« La magie prend sa source au cœur d'un homme et se répand dans son sang. Elle ruisselle le long de son bras pour se glisser le long de sa baguette magique et s'élancer vers son but. La magie est une part constituante de l'être. Au même titre que vos mains ou vos jambes. A ceci près que l'on ne peut amputer un homme de sa magie, il en mourrait. La magie est comme un fleuve, on peut la détourner de son lit, lui faire faire milles choses, mais inévitablement, elle est amenée à se rebeller. Il faut la dresser, la renforcer puis la fluidifier. »

Le professeur Flitwick fit une petite pause pour se donner le temps d'admirer les visages impressionnés et passionnés qui étaient penchés en avant sur leurs tables pour entendre la moindre de ses paroles. Tous avaient entre dix et onze ans et venaient d'entrer à Poudlard. Une nouvelle génération de sorcier. Vêtus des uniformes traditionnels des étudiants Anglais. A savoir, une robe noire passée par dessus une chemise blanche. La salle était scindée en deux groupes. D'un coté, les enfants portaient des cravates vertes, et de l'autre des cravates bleues.

« Ces trois étapes sont nécessaires pour parfaire votre maîtrise de la magie. Nous passerons trois ans à travailler sur la première. Votre magie à l'heure actuelle est comparable à un torrent, un ouragan, rien ne s'est jamais opposé à elle. Elle est libre. Elle est dangereuse. Pour vous et surtout pour vos proches. »

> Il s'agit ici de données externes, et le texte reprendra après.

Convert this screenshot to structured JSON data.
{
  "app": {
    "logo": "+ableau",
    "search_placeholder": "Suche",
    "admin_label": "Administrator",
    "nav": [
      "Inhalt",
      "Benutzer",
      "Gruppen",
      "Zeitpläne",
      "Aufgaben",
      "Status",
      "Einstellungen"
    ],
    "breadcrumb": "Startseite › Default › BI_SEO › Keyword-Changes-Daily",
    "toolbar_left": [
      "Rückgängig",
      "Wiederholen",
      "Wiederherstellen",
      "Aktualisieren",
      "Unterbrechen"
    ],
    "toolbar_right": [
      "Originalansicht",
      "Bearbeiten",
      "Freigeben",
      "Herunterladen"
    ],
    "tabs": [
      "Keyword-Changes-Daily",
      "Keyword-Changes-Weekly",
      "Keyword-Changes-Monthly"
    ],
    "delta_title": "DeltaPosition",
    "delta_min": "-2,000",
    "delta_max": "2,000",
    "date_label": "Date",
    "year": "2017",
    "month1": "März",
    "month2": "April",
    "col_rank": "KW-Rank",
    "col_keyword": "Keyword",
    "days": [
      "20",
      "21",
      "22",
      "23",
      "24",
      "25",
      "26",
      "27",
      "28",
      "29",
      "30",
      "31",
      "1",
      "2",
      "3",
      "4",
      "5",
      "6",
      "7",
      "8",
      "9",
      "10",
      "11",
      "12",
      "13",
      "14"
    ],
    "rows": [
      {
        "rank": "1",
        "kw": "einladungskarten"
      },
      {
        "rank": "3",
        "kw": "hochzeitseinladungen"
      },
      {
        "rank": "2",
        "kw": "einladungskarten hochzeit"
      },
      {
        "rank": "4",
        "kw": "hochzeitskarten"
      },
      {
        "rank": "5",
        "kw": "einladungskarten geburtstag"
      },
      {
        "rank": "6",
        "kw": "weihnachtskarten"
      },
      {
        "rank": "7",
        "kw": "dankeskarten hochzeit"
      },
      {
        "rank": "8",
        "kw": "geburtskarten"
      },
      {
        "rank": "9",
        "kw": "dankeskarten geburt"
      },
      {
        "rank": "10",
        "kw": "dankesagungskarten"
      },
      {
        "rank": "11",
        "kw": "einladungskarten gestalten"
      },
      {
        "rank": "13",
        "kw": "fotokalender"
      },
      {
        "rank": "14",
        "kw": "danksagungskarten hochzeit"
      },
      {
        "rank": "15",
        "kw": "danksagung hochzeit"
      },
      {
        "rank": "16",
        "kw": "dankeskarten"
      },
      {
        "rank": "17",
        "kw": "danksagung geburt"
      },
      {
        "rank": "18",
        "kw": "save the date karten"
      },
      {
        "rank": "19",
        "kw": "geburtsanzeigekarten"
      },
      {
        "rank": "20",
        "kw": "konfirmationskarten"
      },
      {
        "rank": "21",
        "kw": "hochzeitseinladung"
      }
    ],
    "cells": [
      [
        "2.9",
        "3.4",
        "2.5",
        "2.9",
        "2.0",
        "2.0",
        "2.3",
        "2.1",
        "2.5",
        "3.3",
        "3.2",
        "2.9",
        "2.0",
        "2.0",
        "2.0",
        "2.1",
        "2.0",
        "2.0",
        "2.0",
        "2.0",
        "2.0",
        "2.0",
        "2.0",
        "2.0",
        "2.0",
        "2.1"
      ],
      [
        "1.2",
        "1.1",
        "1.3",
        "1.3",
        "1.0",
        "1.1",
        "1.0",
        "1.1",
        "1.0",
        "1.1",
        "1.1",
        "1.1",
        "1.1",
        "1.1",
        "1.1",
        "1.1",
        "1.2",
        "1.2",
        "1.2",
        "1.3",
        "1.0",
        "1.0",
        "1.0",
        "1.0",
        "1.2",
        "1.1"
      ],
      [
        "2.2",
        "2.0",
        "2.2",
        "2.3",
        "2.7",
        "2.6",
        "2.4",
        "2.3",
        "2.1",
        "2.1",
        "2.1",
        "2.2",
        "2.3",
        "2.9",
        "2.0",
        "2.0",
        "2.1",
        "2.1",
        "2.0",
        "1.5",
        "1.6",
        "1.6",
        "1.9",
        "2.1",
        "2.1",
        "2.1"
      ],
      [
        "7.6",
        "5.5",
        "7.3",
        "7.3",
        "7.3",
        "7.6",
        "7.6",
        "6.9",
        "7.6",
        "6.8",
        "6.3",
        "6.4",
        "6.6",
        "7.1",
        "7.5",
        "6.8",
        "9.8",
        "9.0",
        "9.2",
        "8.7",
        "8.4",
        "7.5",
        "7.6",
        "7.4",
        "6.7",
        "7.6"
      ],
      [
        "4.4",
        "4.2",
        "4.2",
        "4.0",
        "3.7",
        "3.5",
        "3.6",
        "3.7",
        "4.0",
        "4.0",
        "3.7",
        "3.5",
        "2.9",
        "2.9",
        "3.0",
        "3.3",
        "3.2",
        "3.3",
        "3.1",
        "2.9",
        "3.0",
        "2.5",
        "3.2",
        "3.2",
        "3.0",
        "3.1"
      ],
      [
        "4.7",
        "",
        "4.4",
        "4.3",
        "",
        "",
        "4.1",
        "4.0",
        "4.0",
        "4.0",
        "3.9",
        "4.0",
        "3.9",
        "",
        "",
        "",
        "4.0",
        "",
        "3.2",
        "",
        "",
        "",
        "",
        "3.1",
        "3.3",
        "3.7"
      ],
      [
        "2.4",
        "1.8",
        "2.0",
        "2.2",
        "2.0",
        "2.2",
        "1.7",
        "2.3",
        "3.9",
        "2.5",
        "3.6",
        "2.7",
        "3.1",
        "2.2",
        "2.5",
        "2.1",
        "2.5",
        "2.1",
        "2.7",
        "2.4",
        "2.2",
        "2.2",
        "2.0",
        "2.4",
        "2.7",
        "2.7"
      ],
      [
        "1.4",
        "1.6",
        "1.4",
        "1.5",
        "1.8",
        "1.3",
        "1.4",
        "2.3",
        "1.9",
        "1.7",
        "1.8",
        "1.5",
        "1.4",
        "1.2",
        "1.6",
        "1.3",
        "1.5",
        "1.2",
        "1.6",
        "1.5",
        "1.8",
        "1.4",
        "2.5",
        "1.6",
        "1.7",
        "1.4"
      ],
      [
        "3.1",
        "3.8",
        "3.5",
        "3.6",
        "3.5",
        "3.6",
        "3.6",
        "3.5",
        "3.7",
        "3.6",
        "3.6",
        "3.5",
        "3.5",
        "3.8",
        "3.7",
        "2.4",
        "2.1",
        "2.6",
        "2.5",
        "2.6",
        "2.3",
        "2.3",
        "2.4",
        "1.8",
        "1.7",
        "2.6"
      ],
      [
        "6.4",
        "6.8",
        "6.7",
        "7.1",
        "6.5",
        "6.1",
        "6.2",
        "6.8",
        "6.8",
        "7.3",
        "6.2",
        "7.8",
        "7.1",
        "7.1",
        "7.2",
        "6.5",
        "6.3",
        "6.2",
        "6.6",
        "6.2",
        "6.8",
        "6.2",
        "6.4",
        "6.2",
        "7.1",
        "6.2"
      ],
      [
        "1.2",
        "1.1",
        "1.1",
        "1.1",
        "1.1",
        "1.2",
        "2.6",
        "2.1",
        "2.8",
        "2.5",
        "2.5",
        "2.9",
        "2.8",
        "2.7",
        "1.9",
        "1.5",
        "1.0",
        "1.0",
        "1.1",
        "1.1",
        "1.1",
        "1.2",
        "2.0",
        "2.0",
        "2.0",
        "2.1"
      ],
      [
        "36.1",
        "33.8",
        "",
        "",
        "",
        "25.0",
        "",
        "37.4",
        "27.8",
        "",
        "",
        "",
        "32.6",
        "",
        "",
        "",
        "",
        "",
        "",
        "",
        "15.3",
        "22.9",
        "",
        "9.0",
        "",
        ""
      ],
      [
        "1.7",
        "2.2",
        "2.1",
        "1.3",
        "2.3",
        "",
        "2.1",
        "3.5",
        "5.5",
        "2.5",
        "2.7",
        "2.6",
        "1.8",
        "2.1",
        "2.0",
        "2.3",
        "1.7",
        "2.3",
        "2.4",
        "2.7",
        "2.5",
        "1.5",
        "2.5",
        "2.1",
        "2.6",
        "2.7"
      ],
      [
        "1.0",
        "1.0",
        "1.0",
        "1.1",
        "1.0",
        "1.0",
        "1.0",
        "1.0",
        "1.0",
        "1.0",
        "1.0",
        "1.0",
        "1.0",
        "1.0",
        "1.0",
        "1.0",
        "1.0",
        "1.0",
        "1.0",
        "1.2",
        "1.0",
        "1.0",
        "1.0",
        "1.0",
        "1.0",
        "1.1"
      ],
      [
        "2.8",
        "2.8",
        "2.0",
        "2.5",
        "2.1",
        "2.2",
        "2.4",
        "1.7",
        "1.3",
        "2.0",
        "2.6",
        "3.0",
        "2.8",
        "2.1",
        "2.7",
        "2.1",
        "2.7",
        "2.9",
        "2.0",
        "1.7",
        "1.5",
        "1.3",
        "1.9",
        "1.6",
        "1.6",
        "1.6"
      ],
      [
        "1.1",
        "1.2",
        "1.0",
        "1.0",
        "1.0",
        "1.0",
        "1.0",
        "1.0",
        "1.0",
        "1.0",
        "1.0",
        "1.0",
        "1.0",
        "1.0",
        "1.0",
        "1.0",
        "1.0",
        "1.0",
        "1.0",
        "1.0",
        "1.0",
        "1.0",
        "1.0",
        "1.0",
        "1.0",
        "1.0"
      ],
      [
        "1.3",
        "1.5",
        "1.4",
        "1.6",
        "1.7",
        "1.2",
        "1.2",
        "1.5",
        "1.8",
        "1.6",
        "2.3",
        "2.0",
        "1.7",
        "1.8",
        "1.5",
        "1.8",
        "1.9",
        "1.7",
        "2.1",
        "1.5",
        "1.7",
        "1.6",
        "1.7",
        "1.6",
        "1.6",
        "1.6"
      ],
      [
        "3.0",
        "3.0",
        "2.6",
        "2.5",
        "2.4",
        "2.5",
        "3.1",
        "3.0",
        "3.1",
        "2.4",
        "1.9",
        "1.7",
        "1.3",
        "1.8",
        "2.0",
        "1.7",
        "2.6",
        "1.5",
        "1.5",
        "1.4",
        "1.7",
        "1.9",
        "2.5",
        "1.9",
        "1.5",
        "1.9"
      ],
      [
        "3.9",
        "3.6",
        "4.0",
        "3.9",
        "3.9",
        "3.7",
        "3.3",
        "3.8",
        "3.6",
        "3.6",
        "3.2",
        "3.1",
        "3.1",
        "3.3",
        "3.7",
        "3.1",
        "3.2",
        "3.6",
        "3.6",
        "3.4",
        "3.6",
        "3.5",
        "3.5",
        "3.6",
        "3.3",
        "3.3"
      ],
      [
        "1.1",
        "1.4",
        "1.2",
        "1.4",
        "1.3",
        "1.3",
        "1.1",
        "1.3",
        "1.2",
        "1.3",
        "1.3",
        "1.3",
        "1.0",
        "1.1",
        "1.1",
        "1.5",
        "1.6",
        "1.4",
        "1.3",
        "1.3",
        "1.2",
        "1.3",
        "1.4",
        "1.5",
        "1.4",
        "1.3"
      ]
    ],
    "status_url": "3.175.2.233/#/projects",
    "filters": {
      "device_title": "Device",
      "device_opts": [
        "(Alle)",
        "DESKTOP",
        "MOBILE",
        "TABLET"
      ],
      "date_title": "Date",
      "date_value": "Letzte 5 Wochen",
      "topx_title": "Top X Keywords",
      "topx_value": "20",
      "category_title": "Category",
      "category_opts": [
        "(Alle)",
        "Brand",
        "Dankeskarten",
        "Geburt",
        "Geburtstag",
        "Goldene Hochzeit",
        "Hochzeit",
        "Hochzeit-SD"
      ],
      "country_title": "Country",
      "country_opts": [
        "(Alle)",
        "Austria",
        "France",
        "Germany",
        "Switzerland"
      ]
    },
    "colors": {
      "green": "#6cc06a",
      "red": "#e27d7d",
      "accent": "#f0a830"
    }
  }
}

Un frisson de peur traversa la salle. Les enfants qui faisaient face au minuscule professeur étaient conscients de leur magie depuis leurs plus tendres enfances. Ils l'avaient vu comme une camarade de jeu, une aide inopinée, parfois même une amie. Aucun ne l'avait jamais considéré comme un être potentiellement dangereux.

« Imaginez, que dans un moment de colère ou d'égarement, vous laissiez s'échapper votre magie. Celle-ci, enivrée par les sentiments qui vous traverseront, se montrera agressive et détruira ce qui vous entoure. Pour un enfant, cela se résume à casser un verre, soulever des tables. Il y a généralement plus de peur que de mal. »

Un soupir de soulagement commun fut poussé devant la bonne humeur apparente du semi-gobelin. Il marqua une nouvelle pause pour laisser son regard se poser sur un enfant qui se trouvait au dernier rang. L'enfant n'avait pas esquissé un geste depuis le début du cours. Il se contentait de le regarder, attentivement, mais ne réagissait pas.

« Maintenant, imaginons que nous parlions d'un adulte ordinaire, sa magie pourra s'embraser, détruisant ainsi sa maison. Il risquerait de blesser gravement les autres résidents. Il pourrait se blesser lui même. »

La joie qui était montée à l'écoute du discours bon enfant du professeur s'évapora. Douchée par la dureté de la réalité. Certains avaient souri en se rappelant de leurs expériences. Quand ils ne comprenaient pas ce qu'ils leurs arrivaient. Quand ils s'envolaient sans raison, quand les meubles tremblaient durant leurs caprices.

« Et si nous parlions de puissants sorciers, ce que vous êtes sans aucun doute. Les catastrophes provoquées par un manque de contrôle pourraient s'avérer d'autrement plus funestes. Dumbledore est le sorcier le plus puissant de notre génération. Il s'est énervé une fois et savez vous ce qu'il s'est produit ? »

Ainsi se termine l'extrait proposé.